His black-haired head was on the level of her shoulder although he was sitting flat on the ground and she was elevated perhaps eighteen inches by the rock. Not for the first time she registered what a large man he was. . . . He was positioned slightly in front of her, and Lisa was able to watch him as he ate without his being aware that she was doing so. The flickering firelight painted his harshly carved features an orange bronze, accentuating their hard masculinity. For just an instant Lisa compared that uncompromising nose and jutting chin with what she remembered of Jeff’s conventionally good-looking features. Jeff was undoubtedly the more handsome, but he lacked something that Lisa couldn’t quite put her finger on, something that Sam possessed in abundance. Was it virility? Good, old-fashioned animal magnetism? Probably . . .
“Tell me something.” Sam was looking at her over his shoulder. Lisa was embarrassed to have been caught staring at him. Hastily she took another sip of the hot coffee.
“What?”
“What the hell is A. Herman Bennet’s granddaughter doing caught up in the middle of a civil war in Rhodesia?”
He sounded genuinely curious.
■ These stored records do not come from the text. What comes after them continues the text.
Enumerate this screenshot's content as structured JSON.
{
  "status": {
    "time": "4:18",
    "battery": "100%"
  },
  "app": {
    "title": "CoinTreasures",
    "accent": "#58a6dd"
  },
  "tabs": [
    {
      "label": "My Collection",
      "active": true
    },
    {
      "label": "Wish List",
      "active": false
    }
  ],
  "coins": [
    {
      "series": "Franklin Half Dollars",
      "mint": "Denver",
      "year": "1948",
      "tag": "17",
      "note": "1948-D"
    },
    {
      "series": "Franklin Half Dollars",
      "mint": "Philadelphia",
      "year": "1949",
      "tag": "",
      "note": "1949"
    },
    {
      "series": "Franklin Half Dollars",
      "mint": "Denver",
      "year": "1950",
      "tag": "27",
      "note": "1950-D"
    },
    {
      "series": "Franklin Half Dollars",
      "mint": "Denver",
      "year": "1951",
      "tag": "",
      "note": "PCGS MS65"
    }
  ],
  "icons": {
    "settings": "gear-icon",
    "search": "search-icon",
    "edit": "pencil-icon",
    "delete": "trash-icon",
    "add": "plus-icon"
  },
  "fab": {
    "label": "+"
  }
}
Lisa shrugged.
“I work for a newspaper. They wanted someone to do a series of features on the effect the war was having on the lives of Americans living here. I volunteered.” She grimaced. “It was supposed to be perfectly safe. I only planned to stay two weeks.”
“Perfectly safe, huh?” He shook his head. “Whoever let you come over here has to be crazy. You’re lucky you’re still alive and in one piece. Didn’t your grandfather try to stop you? Or your husband?”
Lisa shook her head.
“Why the hell not?” Sam’s voice suddenly had a violent undertone.
Lisa looked at him, then looked away. She didn’t feel like going into the whole, awful story—and it was none of his business anyway.
“They thought I needed to get away.”
“To
Rhodesia
?” He sounded incredulous.
“Why not? The French Riviera is too crowded at this time of year.” Her voice was flippant. Sam’s face darkened.
“Anything for a kick, huh?” he muttered sarcastically, and turned back to his food. He swallowed a few more mouthfuls before casting her another assessing glance.
“How long have you been a journalist?”
“About a year.”
“What did you do before that?”
He shot the questions at her as if he were conducting an inquisition. Lisa was taken aback.
“Why, nothing,” she said with some truth. “Uh, I mean, I kept house. . . .”
“You and about five servants, I reckon.” Contempt was plain in his voice. “I suppose you went to some fancy eastern college?”
“Bryn Mawr.”
“What kind of classes did you take? What did you major in?”